Tens of thousands of drivers cross Costa Rica’s bridges every day, and most never give it a second thought. Public confidence in these structures stems from the government’s success in monitoring their safety and reliability. But how does the government make sound decisions about how to allocate limited bridge maintenance resources to ensure the public remains safe?
The professors and students involved in the Costa Rica Institute of Technology’s (TEC) eBridge Project have collected and analyzed data from numerous bridges to establish a bridge evaluation system. Their goal is to make it easier and faster for the government to make bridge repair decisions that are supported by rigorous data analysis.
For one key bridge, data analyzed with Minitab Statistical Software helped the government recognize the need for repairs before it became an emergency. Now the project team is refining their evaluation system by monitoring data from selected bridges, assessing their reliability, and providing the government with their findings.
The government initiated repairs on the bridge over the river Purires (above) based on data generated by students that indicated points of stress.
The bridge that spans the Purires River in Cartago, Costa Rica, bears the weight of 11,318 vehicles daily. Given limited annual resources for bridge maintenance throughout the country, the government needed to determine whether this bridge required immediate attention, or whether it could continue to be relied on for additional years.
Team members from the eBridge project placed sensors underneath the bridge to measure movement and vibrations in the steel-and-concrete structure as vehicles passed over it. They collected more than 90,000 data points, which they needed to analyze in order to predict the bridge’s reliability and identify the structure’s high stress points.
The task involved multiple steps, and many statistical methods. They needed to develop a mathematical model of the bridge’s performance based on their data, then create and analyze simulated data to forecast how the bridge might perform in the future under different scenarios.
How Minitab Helped
The team used Minitab to perform time series analysis on the sensor data, which revealed how well the bridge’s steel and concrete were standing up to the weight of traffic over time. “With Minitab we were able to look for outliers and identify stress points easily,” said Federico Picado, researcher for the eBridge Project.
In their effort to establish a bridge evaluation method, team members performed time series analysis in Minitab to identify patterns in data over time. In the chart above, we can see at what times the deformation, or movement, of the bridge occurred.
The team also used Monte Carlo simulation to facilitate their analysis of the bridge. This method creates large amounts of simulated data using known parameters and an equation that describes the relationship between variables, permitting researchers to predict outcomes in situations where gathering similar amounts of real data is costly or impossible.
Using the sensor data they collected, as well as known information about the mechanical and structural properties of the bridge, the eBridge team used Minitab to simulate load and resistance data that mimicked the strain of traffic from which they collected sensor data. From here, they performed a reliability analysis to predict the reliability of the bridge and to determine the probability of failure. Accurate reliability analysis depends on selecting the right statistical distribution for your data, and Minitab made it easy to confirm that the team’s data followed the normal distribution.
The probability plot above displays data used in the first data simulation.
The team used the results of its initial reliability analysis to generate normally distributed data for a second bridge traffic scenario, and performed another reliability analysis. They then compared the results of the two scenarios, looking at whether the simulated load and resistance stressors exceeded the bridge’s capacity to safely handle those stressors.

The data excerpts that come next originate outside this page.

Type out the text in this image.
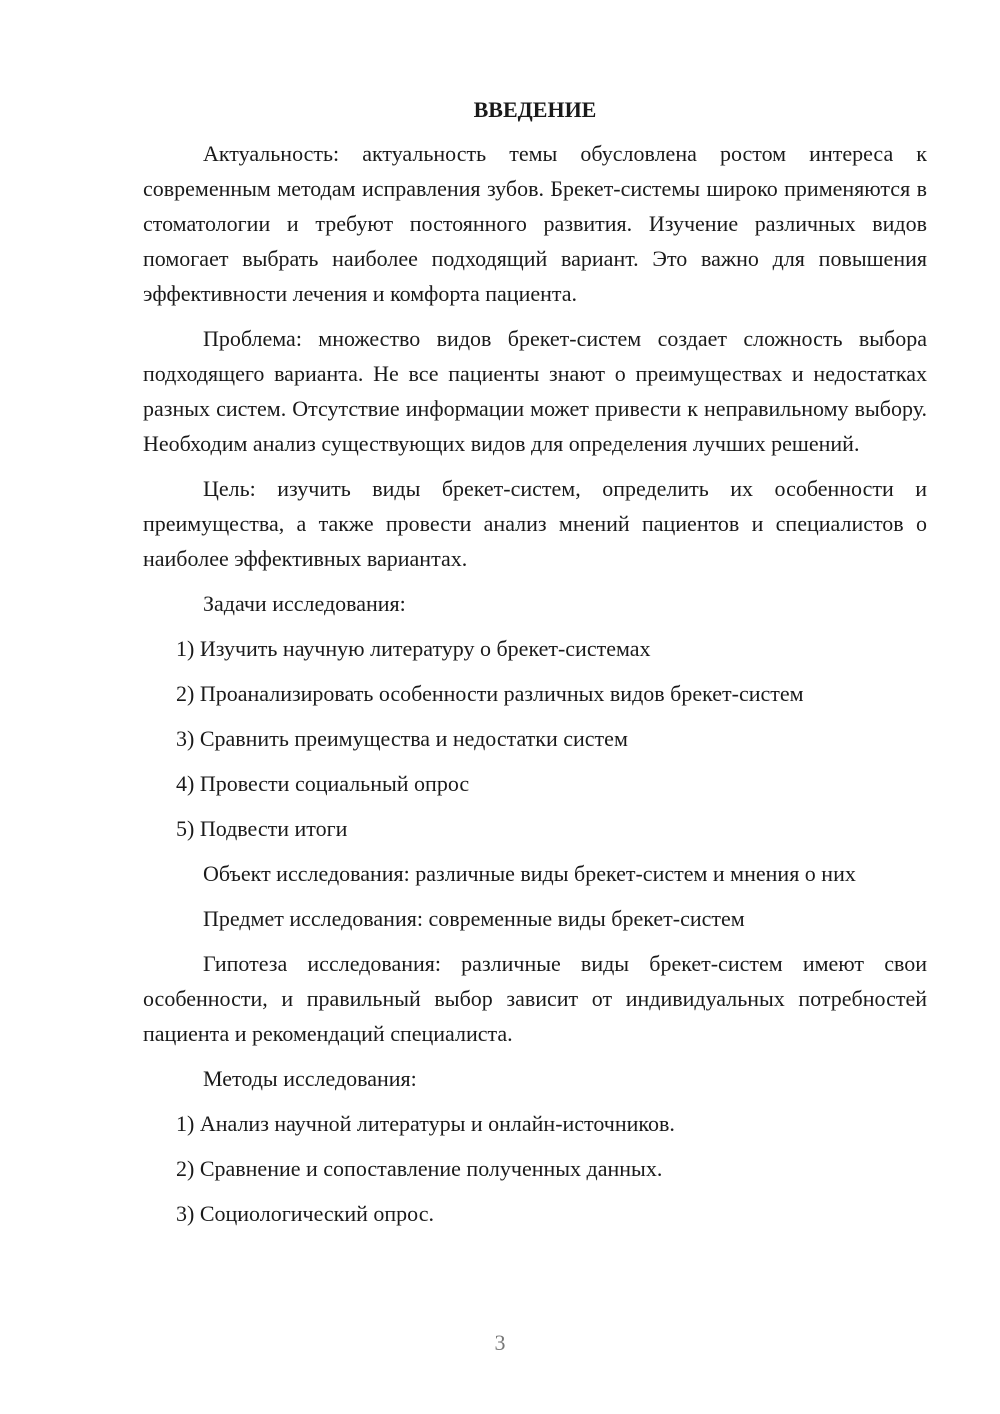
ВВЕДЕНИЕ

Актуальность: актуальность темы обусловлена ростом интереса к современным методам исправления зубов. Брекет-системы широко применяются в стоматологии и требуют постоянного развития. Изучение различных видов помогает выбрать наиболее подходящий вариант. Это важно для повышения эффективности лечения и комфорта пациента.

Проблема: множество видов брекет-систем создает сложность выбора подходящего варианта. Не все пациенты знают о преимуществах и недостатках разных систем. Отсутствие информации может привести к неправильному выбору. Необходим анализ существующих видов для определения лучших решений.

Цель: изучить виды брекет-систем, определить их особенности и преимущества, а также провести анализ мнений пациентов и специалистов о наиболее эффективных вариантах.

Задачи исследования:

1) Изучить научную литературу о брекет-системах

2) Проанализировать особенности различных видов брекет-систем

3) Сравнить преимущества и недостатки систем

4) Провести социальный опрос

5) Подвести итоги

Объект исследования: различные виды брекет-систем и мнения о них

Предмет исследования: современные виды брекет-систем

Гипотеза исследования: различные виды брекет-систем имеют свои особенности, и правильный выбор зависит от индивидуальных потребностей пациента и рекомендаций специалиста.

Методы исследования:

1) Анализ научной литературы и онлайн-источников.

2) Сравнение и сопоставление полученных данных.

3) Социологический опрос.

3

Histograms assess the shape of data and can be used in conjunction with an analysis to help confirm assumptions. Above, the load and resistance values in both scenarios are displayed.

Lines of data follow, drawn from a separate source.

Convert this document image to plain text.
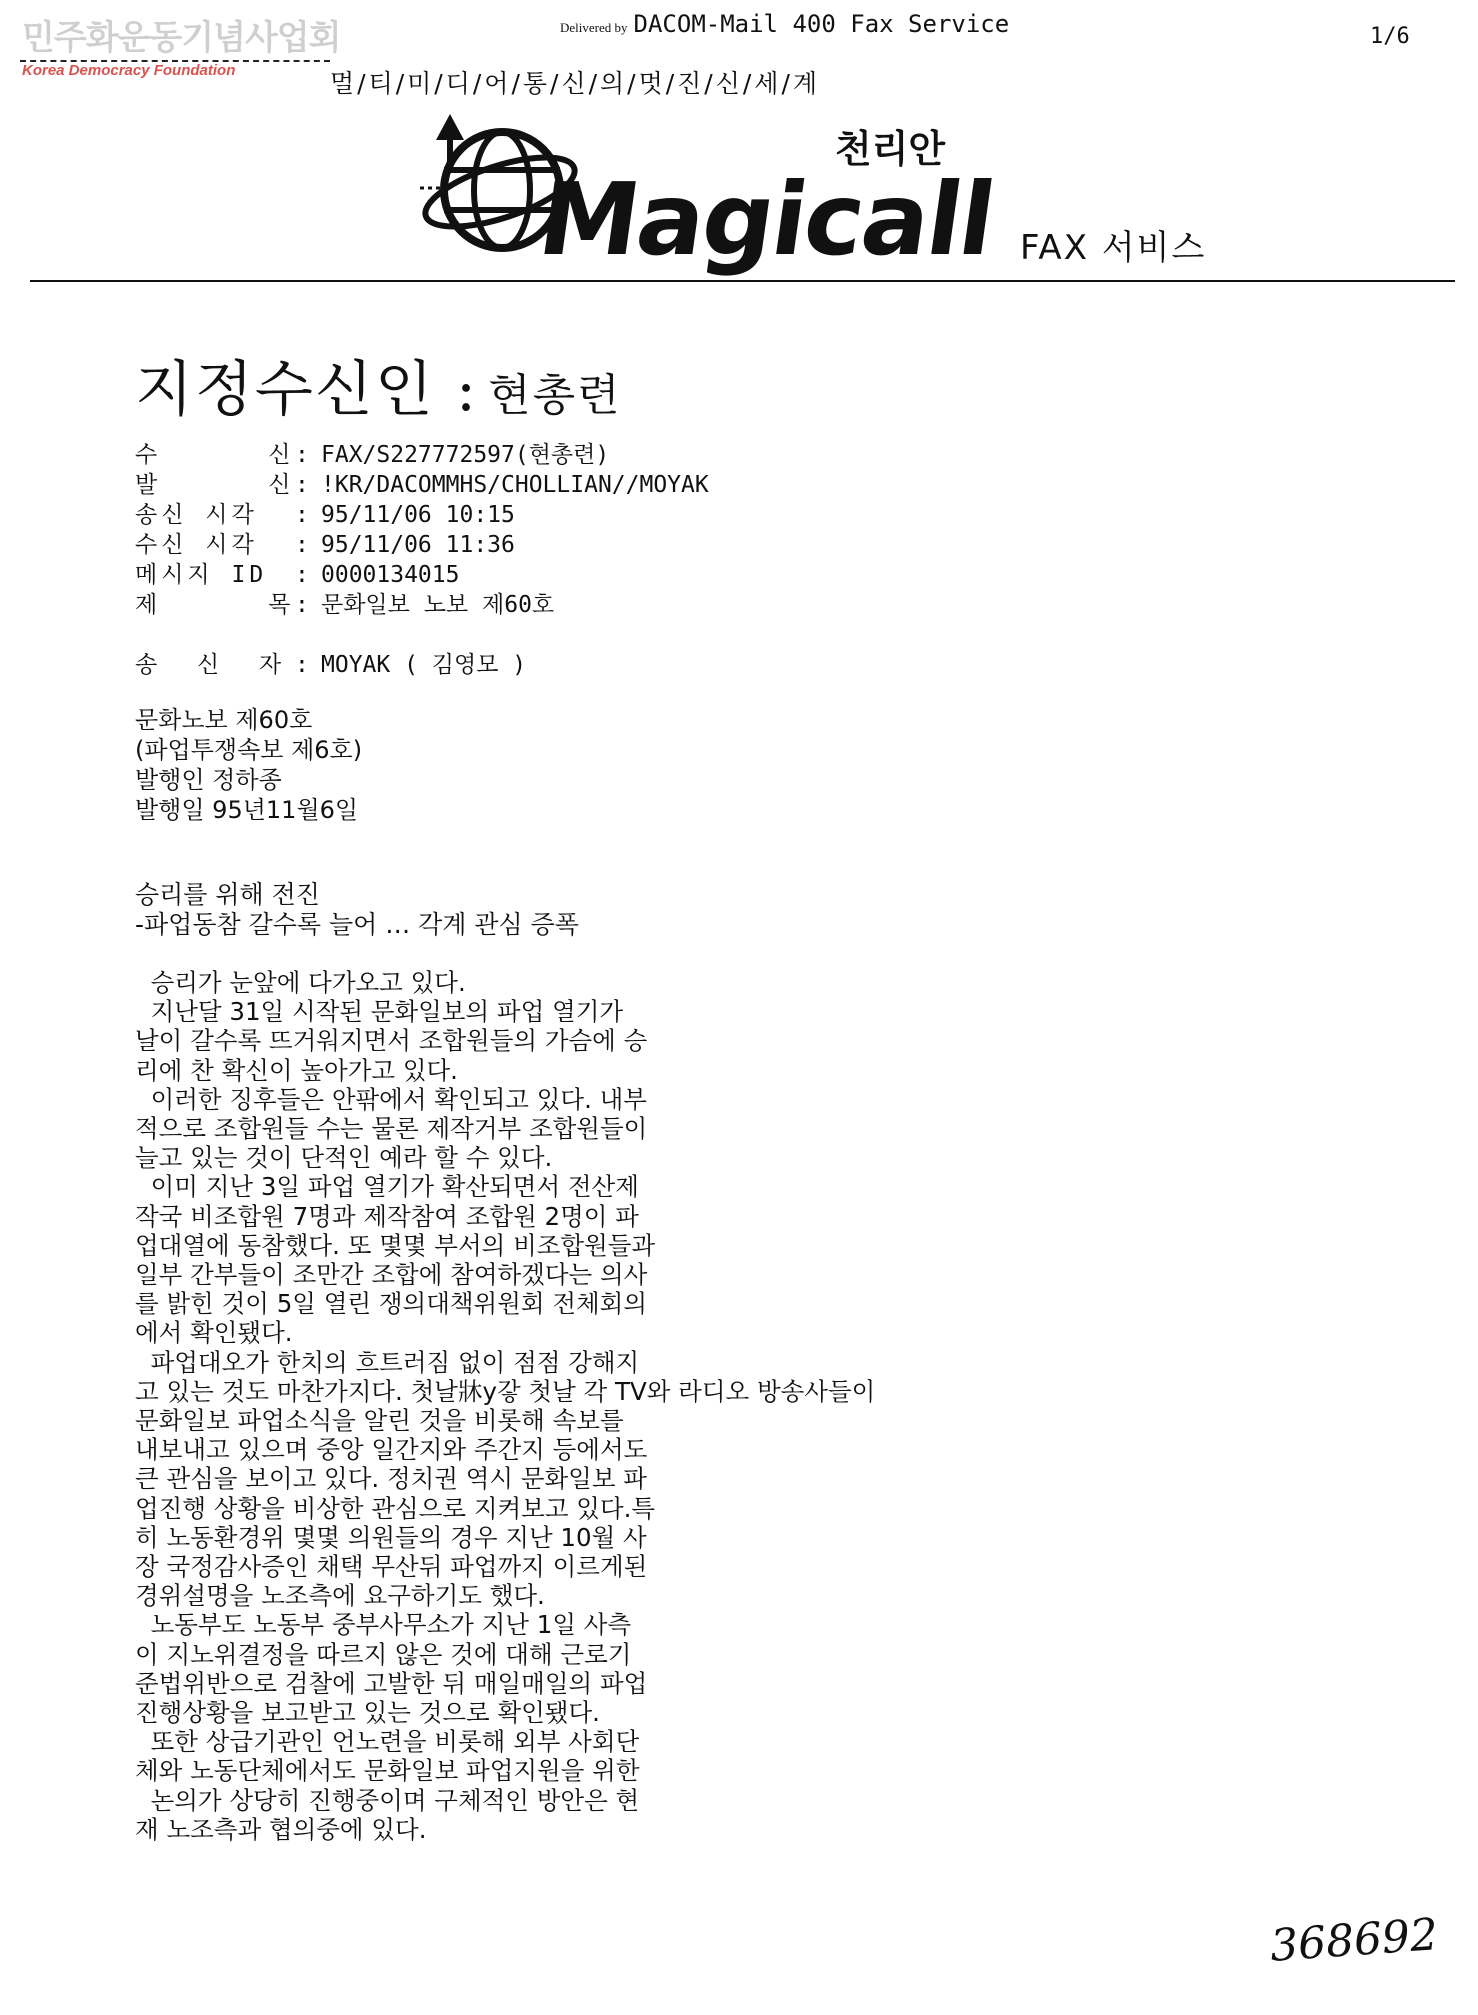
민주화운동기념사업회
Korea Democracy Foundation
Delivered by DACOM-Mail 400 Fax Service	1/6
멀/티/미/디/어/통/신/의/멋/진/신/세/계
천리안
Magicall FAX 서비스
지정수신인 : 현총련
수      신 : FAX/S227772597(현총련)
발      신 : !KR/DACOMMHS/CHOLLIAN//MOYAK
송신 시각	: 95/11/06 10:15
수신 시각	: 95/11/06 11:36
메시지 ID	: 0000134015
제      목 : 문화일보 노보 제60호
송  신  자 : MOYAK ( 김영모 )
문화노보 제60호
(파업투쟁속보 제6호)
발행인 정하종
발행일 95년11월6일
승리를 위해 전진
-파업동참 갈수록 늘어 … 각계 관심 증폭
승리가 눈앞에 다가오고 있다.
지난달 31일 시작된 문화일보의 파업 열기가
날이 갈수록 뜨거워지면서 조합원들의 가슴에 승
리에 찬 확신이 높아가고 있다.
이러한 징후들은 안팎에서 확인되고 있다. 내부
적으로 조합원들 수는 물론 제작거부 조합원들이
늘고 있는 것이 단적인 예라 할 수 있다.
이미 지난 3일 파업 열기가 확산되면서 전산제
작국 비조합원 7명과 제작참여 조합원 2명이 파
업대열에 동참했다. 또 몇몇 부서의 비조합원들과
일부 간부들이 조만간 조합에 참여하겠다는 의사
를 밝힌 것이 5일 열린 쟁의대책위원회 전체회의
에서 확인됐다.
파업대오가 한치의 흐트러짐 없이 점점 강해지
고 있는 것도 마찬가지다. 첫날牀y갛 첫날 각 TV와 라디오 방송사들이
문화일보 파업소식을 알린 것을 비롯해 속보를
내보내고 있으며 중앙 일간지와 주간지 등에서도
큰 관심을 보이고 있다. 정치권 역시 문화일보 파
업진행 상황을 비상한 관심으로 지켜보고 있다.특
히 노동환경위 몇몇 의원들의 경우 지난 10월 사
장 국정감사증인 채택 무산뒤 파업까지 이르게된
경위설명을 노조측에 요구하기도 했다.
노동부도 노동부 중부사무소가 지난 1일 사측
이 지노위결정을 따르지 않은 것에 대해 근로기
준법위반으로 검찰에 고발한 뒤 매일매일의 파업
진행상황을 보고받고 있는 것으로 확인됐다.
또한 상급기관인 언노련을 비롯해 외부 사회단
체와 노동단체에서도 문화일보 파업지원을 위한
논의가 상당히 진행중이며 구체적인 방안은 현
재 노조측과 협의중에 있다.
368692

If the bridge’s capacity was greater than the predicated stressors, the reliability index would be high enough that the bridge could be considered safe. If the reliability index was low, international safety codes could be used to make an immediate determination about the use and maintenance of the bridge.
The team’s analysis revealed that the reliability index of the bridge over the Purires was low—the capacity of the steel and concrete was not strong enough to consistently accommodate the predicted weight of the traffic, and the bridge was at risk of being compromised. When evaluated against international codes, the bridge did not satisfy safety requirements. The Costa Rican government referenced these findings while determining a repair plan for the bridge..

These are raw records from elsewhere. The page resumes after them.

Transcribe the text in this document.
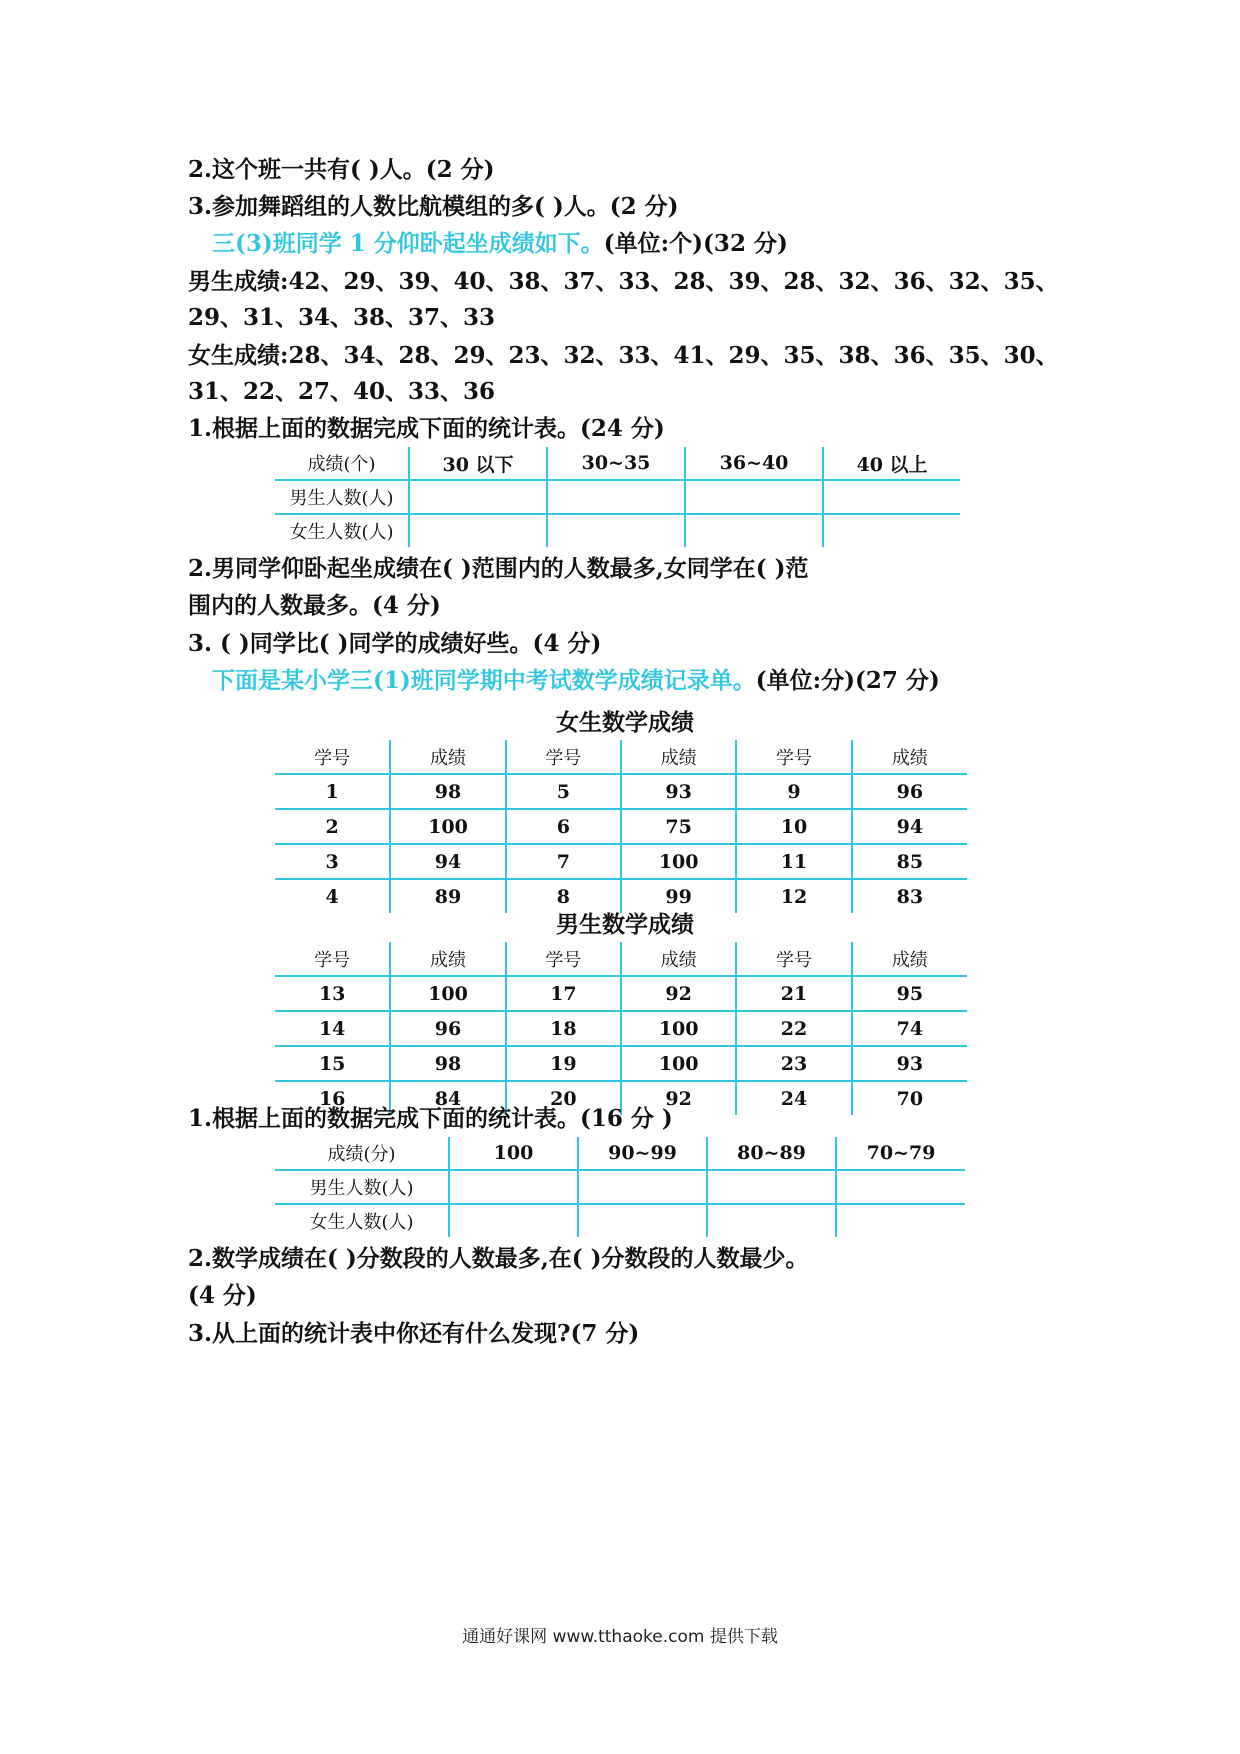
2.这个班一共有( )人。(2 分)
3.参加舞蹈组的人数比航模组的多( )人。(2 分)
三(3)班同学 1 分仰卧起坐成绩如下。(单位:个)(32 分)
男生成绩:42、29、39、40、38、37、33、28、39、28、32、36、32、35、
29、31、34、38、37、33
女生成绩:28、34、28、29、23、32、33、41、29、35、38、36、35、30、
31、22、27、40、33、36
1.根据上面的数据完成下面的统计表。(24 分)
成绩(个)	30 以下	30~35	36~40	40 以上
男生人数(人)				
女生人数(人)				
2.男同学仰卧起坐成绩在( )范围内的人数最多,女同学在( )范
围内的人数最多。(4 分)
3. ( )同学比( )同学的成绩好些。(4 分)
下面是某小学三(1)班同学期中考试数学成绩记录单。(单位:分)(27 分)
女生数学成绩
学号	成绩	学号	成绩	学号	成绩
1	98	5	93	9	96
2	100	6	75	10	94
3	94	7	100	11	85
4	89	8	99	12	83
男生数学成绩
学号	成绩	学号	成绩	学号	成绩
13	100	17	92	21	95
14	96	18	100	22	74
15	98	19	100	23	93
16	84	20	92	24	70
1.根据上面的数据完成下面的统计表。(16 分 )
成绩(分)	100	90~99	80~89	70~79
男生人数(人)				
女生人数(人)				
2.数学成绩在( )分数段的人数最多,在( )分数段的人数最少。
(4 分)
3.从上面的统计表中你还有什么发现?(7 分)
通通好课网 www.tthaoke.com 提供下载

“Our analysis in Minitab helped us conclude that trucks crossing the bridge were causing high deformations,” said Picado. In fact, two months after the analysis, one of the bridge’s steel beams collapsed. “Thankfully, no one was hurt. We were happy to learn our predictions were accurate, and that the government could intervene once we realized the bridge was in trouble.”
As repairs to the bridge over the river Purires continue, the eBridge Project will apply its methodology to other bridges in Costa Rica and refine its bridge assessment process using Monte Carlo simulation and reliability analysis. Anticipating potential failures ensures the safety of Costa Rica’s citizens, and reduces the cost of repairs by predicting safety hazards before they occur.